Cohen and and his colleagues center their critique of Cremin's work on the unfortunate effects of his definition of education, which they believe will diffuse historians' attention to an impossibly inclusive configuration of educative agencies, transforming educational history into a jabber of cultural history. Occasionally, they suggest, work written according to an all inclusive idea of education may have some topical interest, but in the end it is unilluminating, touching on everything in general and not coming to grips with anything in particular. They adduce his work itself as evidence of these dangers, suggesting that Cremin's definition led him to include far too much in American Education, three big tomes packed with mounting detail, deficient in narrative coherence and engaging tension. Presently the consensus of contemporary history and of educational historians stands with Cohen: neither puts education as Cremin defined it front and center. In the historical present, both the public and practitioners deal with education as if it is a synonym for schooling to the point, even, of calling a growing movement to educate children outside of schools "home schooling," as if one cannot imagine anything that educates without somehow equating it to schooling.

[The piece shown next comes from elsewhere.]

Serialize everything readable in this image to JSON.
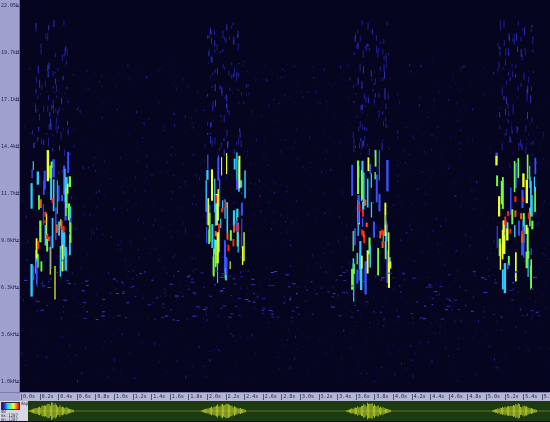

As for educational history, the bulk of work, and the best of works, now concentrate on the history of schooling,[3] and while a few historians of education still hold positions of influence in schools of education, the field has not acquired a strong presence in mainstream history departments and the subject has fallen into desuetude in schools of education.[4] There are a few topics in the history of schooling that may bear fresh treatment, but the area has long since ceased to be under worked. And these days, the royal road to educational knowledge calls for the complete depersonalization of educational experience through double-blind experiment with the resulting pedagogical prescriptions to be confirmed or questioned according to the outcomes evident through massive testing programs in which millions of pupils are merely incidental means for assessing the schools. With the lived educational experience of particular children so completely in pedagogical abeyance, let us hypothesize that far from including too much, Cremin at least included a vast panorama of real human activity, but for some reason or other, something of great importance was still missing.